Moreover, 11 species are conserved in ALMS, ALHV and SLHV, including seven species from Campylobacterota (six Sulfurovaceae, Sulfurovum, one Sulfurimonadaceae, Sulfurimonas), two Gammaproteobacteria (Thiotrichaceae, Cocleimonas), and two Firmicutes (one Ruminococcaceae, Ruminococcus, and one Erysipelotrichaceae, Dubosiella). A recent study has found that Gammaproteobacteria including Thiotrichaceae, can coevolve with their hosts, while Campylobacteria like Sulfurovaceae is globally distributed in marine sulfidic environments and has a weak host preference (Lee et al., 2021). This may partly explains why Sulfurovaceae accounts for a high proportion in the gill associated bacterial communities of the three groups of alvinocaridid shrimps, while Thiotrichaceae seem to mainly colonize only in A. longirostris. However, although 17 distinct bacterial 16S rRNA phylotypes of Sulfurovum are included in species constituting the dominant microbial community of the shrimps, OTUs of Sulfurovum branch two, such as OTU3 and OTU8, show high abundance in SLHV specifically (Fig. 5), which might be caused by the host selection or the result of co-evolution with the specific host or extreme vent ecological niches.
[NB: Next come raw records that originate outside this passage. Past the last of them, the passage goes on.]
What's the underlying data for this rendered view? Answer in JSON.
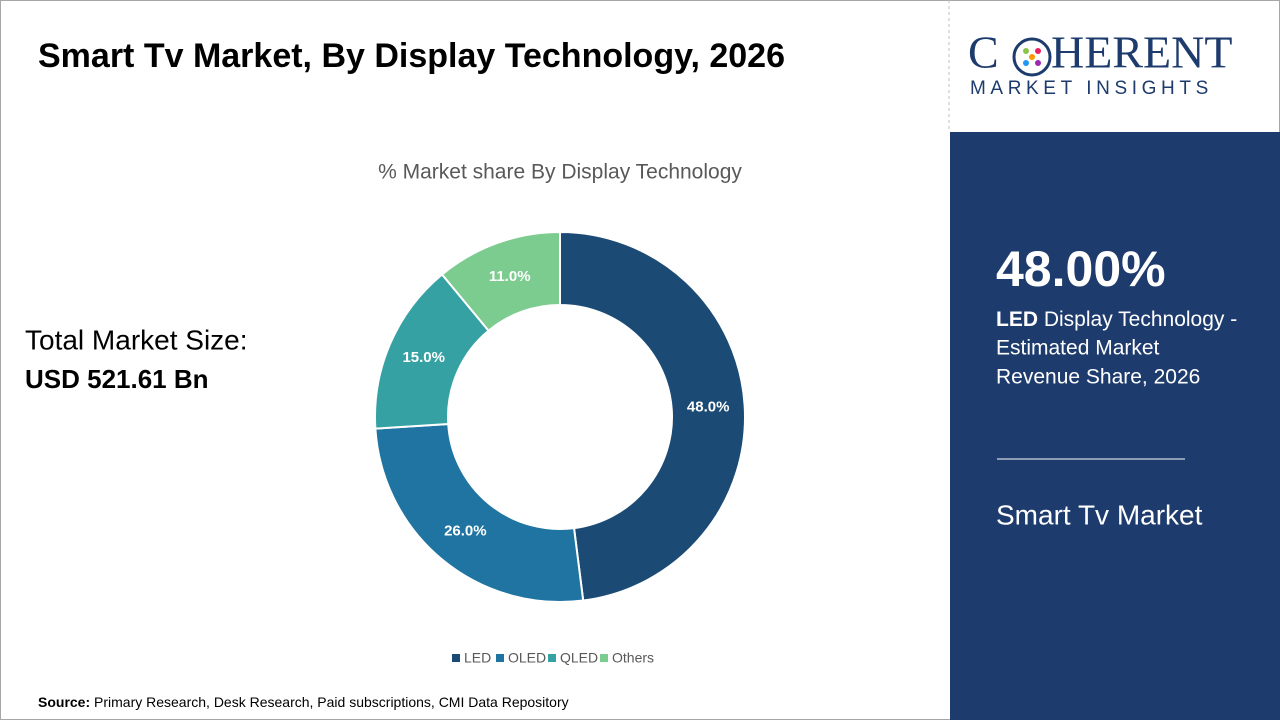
{
  "page_title": "Smart Tv Market, By Display Technology, 2026",
  "market_size": {
    "label": "Total Market Size:",
    "value": "USD 521.61 Bn"
  },
  "logo": {
    "left": "C",
    "right": "HERENT",
    "tagline": "MARKET INSIGHTS"
  },
  "highlight": {
    "value": "48.00%",
    "segment": "LED",
    "lines": [
      "Display Technology -",
      "Estimated Market",
      "Revenue Share, 2026"
    ],
    "market": "Smart Tv Market"
  },
  "source": {
    "label": "Source:",
    "text": "Primary Research, Desk Research, Paid subscriptions, CMI Data Repository"
  },
  "chart_data": {
    "type": "donut",
    "title": "% Market share By Display Technology",
    "categories": [
      "LED",
      "OLED",
      "QLED",
      "Others"
    ],
    "values": [
      48.0,
      26.0,
      15.0,
      11.0
    ],
    "value_labels": [
      "48.0%",
      "26.0%",
      "15.0%",
      "11.0%"
    ],
    "colors": [
      "#1b4a74",
      "#1f74a1",
      "#35a1a3",
      "#7ccb8f"
    ],
    "legend": "bottom"
  }
}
Therefore, variations in the community composition of gill associated bacteria in ALMS, ALHV, and SLHV are likely the result of a series of factors. The environmental physicochemical characteristics of the habitats and the host recognition have significant impact on the epibiotic community. Further studies concerning microbial diversity of liquid, rock, and sediment surface from the environments around these shrimps will benefit our understanding of whether the gill bacteria are an active embrace or not. Given that gill is one of the organs that directly exchange substances between shrimps and the external environment, we believe that the different bacterial communities found on shrimp gills in this study may play important roles in the adaptation to the extreme environments of the hosts. Further research based on metagenomics, metatranscriptomics and proteomics, as well as in situ experiments, are expected to provide deeper and novel insights into the microbe-host system in deep-sea chemosynthetic environments (Forget & Kim Juniper, 2013; Motoki et al., 2020).